Chamava-se Helena. Tirou a licenciatura em enfermagem contra a sua vontade. Seus pais sempre a influenciaram a ir para a área da medicina, pelo facto de afirmarem ser um “emprego com futuro”. Sempre teve o desejo de seguir pintura, isto porque sua avó ofereceu-lhe, num Natal, um conjunto de guaches e pincéis para ela aprender a pintar. Infelizmente, Helena nunca teve muitas oportunidades para visitar sua avó, porque, pouco tempo depois desse Natal, ela faleceu após um violento AVC. O mesmo que estava atacando o pai de Mateus.

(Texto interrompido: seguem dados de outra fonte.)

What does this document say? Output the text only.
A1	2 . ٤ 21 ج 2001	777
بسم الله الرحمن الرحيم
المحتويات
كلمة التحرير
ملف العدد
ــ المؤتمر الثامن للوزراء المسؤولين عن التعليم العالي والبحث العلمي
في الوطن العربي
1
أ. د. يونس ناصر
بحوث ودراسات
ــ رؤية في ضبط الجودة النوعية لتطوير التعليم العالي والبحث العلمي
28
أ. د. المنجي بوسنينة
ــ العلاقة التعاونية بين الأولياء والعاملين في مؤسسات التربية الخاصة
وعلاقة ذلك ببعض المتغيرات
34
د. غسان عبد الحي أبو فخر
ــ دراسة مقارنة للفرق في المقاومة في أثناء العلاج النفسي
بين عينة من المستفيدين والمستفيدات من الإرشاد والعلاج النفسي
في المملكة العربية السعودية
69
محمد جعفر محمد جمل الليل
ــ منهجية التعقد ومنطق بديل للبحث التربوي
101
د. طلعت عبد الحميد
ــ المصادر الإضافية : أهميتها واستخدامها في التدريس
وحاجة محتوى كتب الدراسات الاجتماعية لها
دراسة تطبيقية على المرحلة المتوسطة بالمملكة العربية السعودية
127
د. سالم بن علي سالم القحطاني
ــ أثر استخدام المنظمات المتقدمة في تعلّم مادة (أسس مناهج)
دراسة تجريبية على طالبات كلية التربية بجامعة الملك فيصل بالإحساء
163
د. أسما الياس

Helena foi até à arrecadação procurar um cobertor para Mateus, enquanto este se aconchegava na cama. Era igual às outras, dura e muito pouco confortável, por isso, encontrava muitas dificuldades em se adaptar àquele novo ninho.
“Pronto, aqui tens o cobertor. Trouxe mais uma almofada no caso dessa não ser suficiente.”
“Obrigado senhora...”
“Vá, vê se descansas que amanhã é um novo dia.”


Passou a noite em branco. Sempre mirando o tecto com um olhar vazio. Sempre com a ideia do que poderia acontecer ao seu pai, mas a imagem de Helena, ou melhor, a imagem dos seus olhos azuis água e com o cheiro perfumado de coco. Até parecia que a fonte do perfume estava a escassos centímetros do seu nariz.
“Mateus!”
“Helena!”, respondeu Mateus num ápice sem olhar para quem o chamou, mesmo não sabendo quem o estava chamando.
“De quem é que estás a falar?”, era Rita com a vizinha Ermelinda. Estava um pouco espantada, porque esperava todos os nomes menos aquele.
“Mateus, quem é essa Helena?”
“Nada, nada. O nome vei’me assim de repente à cabeça.”
“Conta lá!”
“Ome não é ninguém! Raio de rapariga!, já em tom de exaustão, como quem já não podia estar a ouvir sempre a mesma tecla a tocar.
“Mateus! Vê lá como falas com a tua irmã...”, respondeu Helena, que apareceu sorrateiramente à porta para ver o que se passava. Ouvido isto, Mateus colocou-se quase que em sentido. Parecia uma autêntica cana de bambu, praticamente só mexia os olhos. Rita ficou a observar com um olhar de desconfiado perante aquele comportamento de Mateus.
“Desculpe, quem é a senhora?”, perguntou Rita enquanto olhava com um olhar de desafio para Mateus.
“Sou a enfermeira Helena, muito prazer.”, dito isto Rita reparou que Mateus ficara corado como os tomates que costumavam a apanhar pela altura do verão.
Para contrariar o ambiente em que Rita o gozava dando risadas discretas e de Helena não estar a perceber praticamente nada do que se estava a passar, fitou, muito seriamente a enfermeira.
“Já sabe mais alguma coisa de meu pai?”
“Por enquanto está estável, mas é melhor ele permanecer aqui sob vigia.”